As I entered 2016, combined, my portfolio was holding about 25% in cash. Now, my cash bubbles at about 22% due to the buys I made during the recent market selling stampede, scheduled retirement distributions plus the funds themselves are now holding less cash than they were at year end. My portfolio, on average, generates about 1.25% in cash (yield) per quarter on amount invested. With this, I could easily be close to a 23% cash allocation by the end of the first quarter.

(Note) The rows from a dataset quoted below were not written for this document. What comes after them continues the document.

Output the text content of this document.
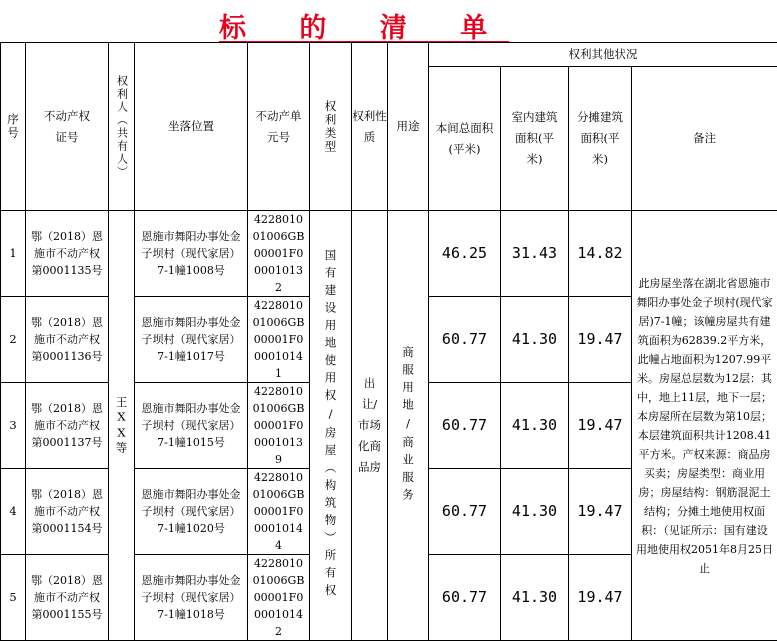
标 的 清 单
序号	不动产权证号	权利人（共有人）	坐落位置	不动产单元号	权利类型	权利性质	用途	权利其他状况			
								本间总面积(平米)	室内建筑面积(平米)	分摊建筑面积(平米)	备注
1	鄂（2018）恩施市不动产权第0001135号	王XX等	恩施市舞阳办事处金子坝村（现代家居）7-1幢1008号	422801001006GB00001F000010132	国有建设用地使用权/房屋（构筑物）所有权	出让/市场化商品房	商服用地/商业服务	46.25	31.43	14.82	此房屋坐落在湖北省恩施市舞阳办事处金子坝村(现代家居)7-1幢；该幢房屋共有建筑面积为62839.2平方米，此幢占地面积为1207.99平米。房屋总层数为12层：其中，地上11层，地下一层；本房屋所在层数为第10层；本层建筑面积共计1208.41平方米。产权来源：商品房买卖；房屋类型：商业用房；房屋结构：钢筋混泥土结构；分摊土地使用权面积：（见证所示：国有建设用地使用权2051年8月25日止
2	鄂（2018）恩施市不动产权第0001136号		恩施市舞阳办事处金子坝村（现代家居）7-1幢1017号	422801001006GB00001F000010141				60.77	41.30	19.47	
3	鄂（2018）恩施市不动产权第0001137号		恩施市舞阳办事处金子坝村（现代家居）7-1幢1015号	422801001006GB00001F000010139				60.77	41.30	19.47	
4	鄂（2018）恩施市不动产权第0001154号		恩施市舞阳办事处金子坝村（现代家居）7-1幢1020号	422801001006GB00001F000010144				60.77	41.30	19.47	
5	鄂（2018）恩施市不动产权第0001155号		恩施市舞阳办事处金子坝村（现代家居）7-1幢1018号	422801001006GB00001F000010142				60.77	41.30	19.47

I'll continue to hold the large cash allocation as I am thinking of selling some of my equities since the S&P 500 Index is currently selling at a TTM P/E Ratio of 23 according to the WSJ. With this, stocks are not currently cheap and are richly priced from my perspective using the Rule of Twenty. Since, I am above my target allocation (50%) to stocks, now at about 53%, soon might be a good time to pair back a few of my equity positions and rebalance as summer approaches.
I am thinking my sizeable cash allocation is a blessing and orginates from Biblical teaching. Besides, when I make harvest of my plantings, and book profits, the Lord gets his share.
Have a good evening,
Old_Skeet
I don't think you're a sinner. There are many benefits to cash. In some instances higher cash levels allow you to take on greater risk in selected areas you consider good value. And in down markets it allows you to stay the course while others are bailing at a loss.
Discussing cash is the problem. Everybody has a slightly different way of quantifying their actual level. Heck, there's one (unnamed) junk bond fund that some here are using as "cash." Others include funds like RPSIX - which is anything but cash. I'm not passing judgment here, but rather showing how perceptions vary.
I could say I'm currently at 7.5% cash, having raised that from under 4% in January. But that doesn't tell the entire story. A half dozen or more of my balanced and allocation funds hold cash. That amount's not included in the figure I sometimes fling around. Especially noteworthy are large holdings in RPSIX and TRRIX, two very conservative funds with modest holdings of cash or short-term bonds. Realistically, my cash position is likely in the 15-20% range when the cash held by these funds are included.
Having said all that, my nominal 7.5% (plain unadulterated cash) reflects a slightly positive outlook for the types of funds I hold, which tend to be a bit overweighted in the raw materials and precious metals sectors. A 10% weighting would represent more of a neutral outlook. I'll get there eventually. And, of course, as always, I could be wrong.
Skeet, your posts are awesome IMHO. You have a clearly thought out plan and consistently adhere to it. Thanks for sharing.